Pantheon assumes an annualised 6% growth rebound for the third quarter, toward the end of summer when it’s hoped the spread of coronavirus will have slowed, which is followed by an anticipated annualised growth rate of 4% in the final quarter. That leaves the overall 2020 contraction at -1%, although Shepherdson has emphasised that policymakers need to “step up.” Others say the effects of the crisis are so large that governments and central banks now need to consider "monetisation."

“We live in a world where there are far too many monetary claims after three decades of relentless ‘financialisation’. This makes us vulnerable whenever a deflationary shock threatens to trigger a domino effect that leads to a chain reaction of failures in the economy and a disorderly debt liquidation.
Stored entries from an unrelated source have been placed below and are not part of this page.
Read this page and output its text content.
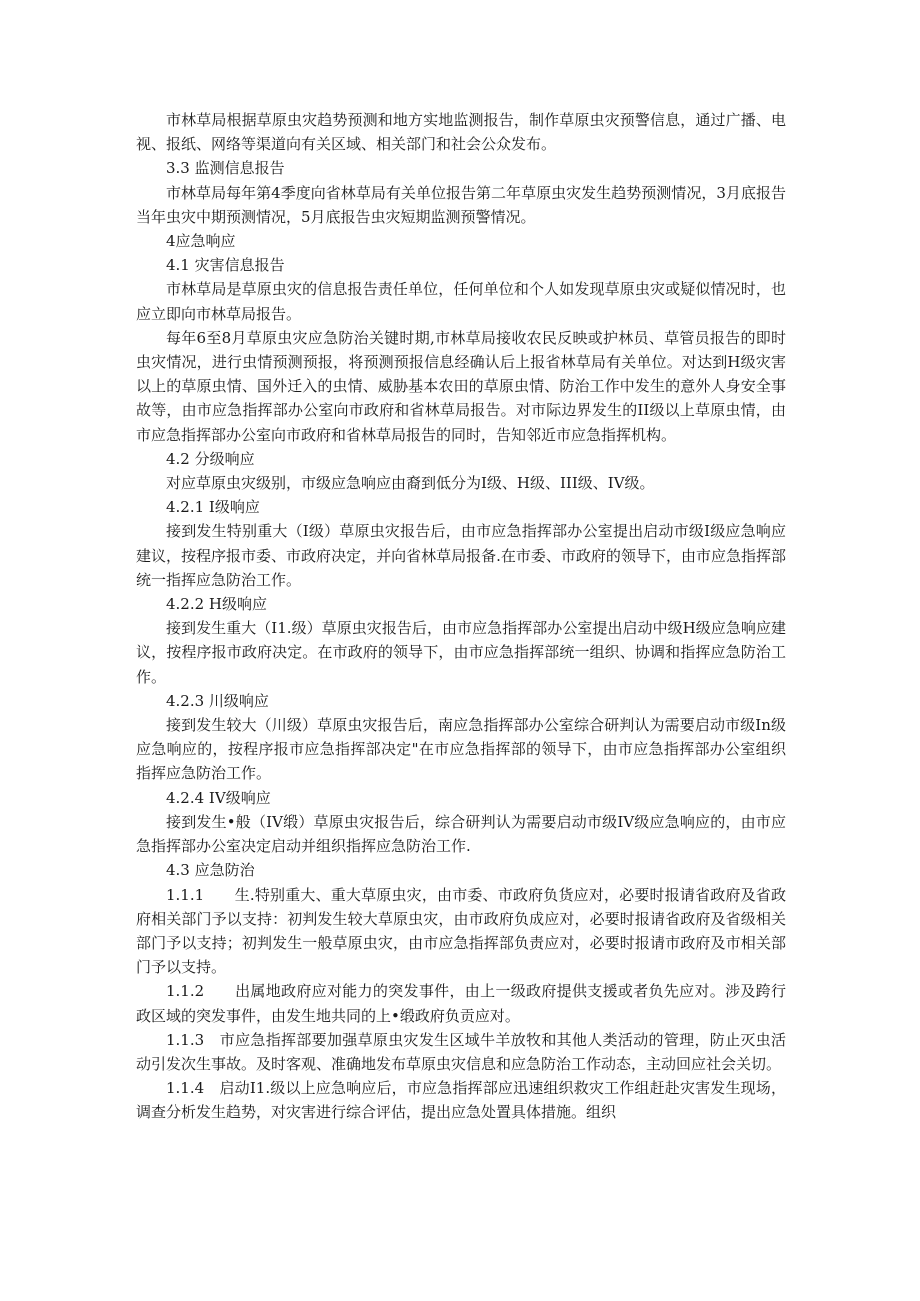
市林草局根据草原虫灾趋势预测和地方实地监测报告，制作草原虫灾预警信息，通过广播、电视、报纸、网络等渠道向有关区域、相关部门和社会公众发布。

3.3 监测信息报告

市林草局每年第4季度向省林草局有关单位报告第二年草原虫灾发生趋势预测情况，3月底报告当年虫灾中期预测情况，5月底报告虫灾短期监测预警情况。

4应急响应

4.1 灾害信息报告

市林草局是草原虫灾的信息报告责任单位，任何单位和个人如发现草原虫灾或疑似情况时，也应立即向市林草局报告。

每年6至8月草原虫灾应急防治关键时期,市林草局接收农民反映或护林员、草管员报告的即时虫灾情况，进行虫情预测预报，将预测预报信息经确认后上报省林草局有关单位。对达到H级灾害以上的草原虫情、国外迁入的虫情、威胁基本农田的草原虫情、防治工作中发生的意外人身安全事故等，由市应急指挥部办公室向市政府和省林草局报告。对市际边界发生的II级以上草原虫情，由市应急指挥部办公室向市政府和省林草局报告的同时，告知邻近市应急指挥机构。

4.2 分级响应

对应草原虫灾级别，市级应急响应由裔到低分为I级、H级、III级、IV级。

4.2.1 I级响应

接到发生特别重大（I级）草原虫灾报告后，由市应急指挥部办公室提出启动市级I级应急响应建议，按程序报市委、市政府决定，并向省林草局报备.在市委、市政府的领导下，由市应急指挥部统一指挥应急防治工作。

4.2.2 H级响应

接到发生重大（I1.级）草原虫灾报告后，由市应急指挥部办公室提出启动中级H级应急响应建议，按程序报市政府决定。在市政府的领导下，由市应急指挥部统一组织、协调和指挥应急防治工作。

4.2.3 川级响应

接到发生较大（川级）草原虫灾报告后，南应急指挥部办公室综合研判认为需要启动市级In级应急响应的，按程序报市应急指挥部决定"在市应急指挥部的领导下，由市应急指挥部办公室组织指挥应急防治工作。

4.2.4 IV级响应

接到发生•般（IV缎）草原虫灾报告后，综合研判认为需要启动市级IV级应急响应的，由市应急指挥部办公室决定启动并组织指挥应急防治工作.

4.3 应急防治

1.1.1　　生.特别重大、重大草原虫灾，由市委、市政府负货应对，必要时报请省政府及省政府相关部门予以支持：初判发生较大草原虫灾，由市政府负成应对，必要时报请省政府及省级相关部门予以支持；初判发生一般草原虫灾，由市应急指挥部负责应对，必要时报请市政府及市相关部门予以支持。

1.1.2　　出属地政府应对能力的突发事件，由上一级政府提供支援或者负先应对。涉及跨行政区域的突发事件，由发生地共同的上•缎政府负贡应对。

1.1.3　市应急指挥部要加强草原虫灾发生区域牛羊放牧和其他人类活动的管理，防止灭虫活动引发次生事故。及时客观、准确地发布草原虫灾信息和应急防治工作动态，主动回应社会关切。

1.1.4　启动I1.级以上应急响应后，市应急指挥部应迅速组织救灾工作组赶赴灾害发生现场，调查分析发生趋势，对灾害进行综合评估，提出应急处置具体措施。组织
Deep deflation would ensue, thereby threatening democracies,” warns Yves Bronzon, chief investment officer at Julius Baer. “The private sector, households and companies are being hurt by a major natural disaster, COVID-19. Losses must be offset by monetisation, otherwise a severe recession, followed by several years of chronic deflation, will ensue.” 
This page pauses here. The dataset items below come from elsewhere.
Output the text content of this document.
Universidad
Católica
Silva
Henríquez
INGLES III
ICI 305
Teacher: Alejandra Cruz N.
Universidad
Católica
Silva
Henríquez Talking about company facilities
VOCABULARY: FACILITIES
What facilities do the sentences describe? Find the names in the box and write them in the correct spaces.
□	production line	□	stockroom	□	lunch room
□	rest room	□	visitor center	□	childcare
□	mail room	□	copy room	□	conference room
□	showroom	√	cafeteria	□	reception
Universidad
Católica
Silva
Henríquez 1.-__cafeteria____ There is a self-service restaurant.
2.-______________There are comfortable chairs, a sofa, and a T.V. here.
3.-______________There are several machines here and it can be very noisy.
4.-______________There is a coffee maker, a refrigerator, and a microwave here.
Monetisation would involve the printing of new money in order to finance ballooning government deficits, which would take the world a step closer to so-called modern monetary theory and risk seeing inflation return with vengeance. If such an approach is used to combat the economic fallout of coronavirus it would amount to the biggest shake up of the crisis fighting policy toolbox since the financial crisis and arguably be the most notable of modern history. Many economists, and especially the German ones, would be likely to object to it but Switzerland's Julius Baer says many now have little choice. 

Any second-half rebound would only come if economic activity was normalising, which might require the growth rate in coronavirus infections to have peaked. That could yet happen, especially with companies reverting to work-from-home arrangements while social distancing keeps consumers away from the shops and social haunts. Social distancing measures, not mention lockdowns, will hurt the economy severely but being taken in March they could yet be effective in heading off the spread of the virus. 

"As the coronavirus outbreak is hitting the economy, the concept of helicopter money is coming back into vogue again. The latest policy measures proposed by Western policymakers are not strictly speaking the implementation of helicopter money, but it looks a lot like it," says Christopher Dembik, head of macro analysis at Saxo Bank. "As the economic impact of the COVID-19 outbreak is likely to be more visible in coming weeks, the concept of helicopter money will certainly generate more and more support among policymakers."